Good job! Let's move on. We now want to find out how customer acquisition has changed over time. This will help us understand if we're currently attracting more users (or not).

To that end, we'll compare the registration count values for various periods (year to year, month to month, etc.). We can use the DATE_PART() function to create such reports:

SELECT
DATE_PART('year', registration_date) AS registration_year,
COUNT(customer_id) AS registration_count
FROM customers
GROUP BY DATE_PART('year', registration_date)
ORDER BY DATE_PART('year', registration_date);


Result:

registration_year registration_count
2017 332
2018 409
2019 259

In our example, DATE_PART('year', registration_date) returns the year of user registration (2016, 2017, 2018, ...).

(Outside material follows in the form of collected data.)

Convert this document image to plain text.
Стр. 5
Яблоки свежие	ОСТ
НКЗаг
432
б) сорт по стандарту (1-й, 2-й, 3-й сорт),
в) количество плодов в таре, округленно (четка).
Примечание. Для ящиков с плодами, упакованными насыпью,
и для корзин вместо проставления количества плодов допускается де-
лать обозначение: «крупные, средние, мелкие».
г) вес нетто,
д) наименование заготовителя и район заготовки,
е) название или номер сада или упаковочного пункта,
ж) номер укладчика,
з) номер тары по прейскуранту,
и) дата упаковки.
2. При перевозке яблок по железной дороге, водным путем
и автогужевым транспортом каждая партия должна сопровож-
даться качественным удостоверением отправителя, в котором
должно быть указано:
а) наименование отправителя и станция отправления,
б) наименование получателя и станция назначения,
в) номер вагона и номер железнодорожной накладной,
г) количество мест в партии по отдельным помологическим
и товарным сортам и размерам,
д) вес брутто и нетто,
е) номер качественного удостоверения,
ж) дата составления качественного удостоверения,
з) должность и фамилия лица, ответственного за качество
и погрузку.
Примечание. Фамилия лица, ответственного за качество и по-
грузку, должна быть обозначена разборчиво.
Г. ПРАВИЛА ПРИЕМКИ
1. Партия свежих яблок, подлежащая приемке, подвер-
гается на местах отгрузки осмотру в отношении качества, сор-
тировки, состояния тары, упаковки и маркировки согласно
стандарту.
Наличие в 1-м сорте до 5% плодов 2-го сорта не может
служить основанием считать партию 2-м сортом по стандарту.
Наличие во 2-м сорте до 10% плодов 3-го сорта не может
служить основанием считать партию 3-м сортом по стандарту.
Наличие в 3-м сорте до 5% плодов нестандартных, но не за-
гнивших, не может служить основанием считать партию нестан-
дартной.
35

Note that we also added an ORDER BY clause to make sure the registration count values are shown in chronological order.

## Exercise

Create a report containing the 2017 monthly registration counts. Show the registration_month and registration_count columns. Order the results by month.

### Stuck? Here's a hint!

Compared to the code in the explanation, you'll have to add a WHERE clause and filter for users registered in 2017. If you don't, the registration counts across all years would be summed for matching months. In other words, the September value would show a sum of registration counts from all Septembers we have data about – September 2017, September 2018, etc.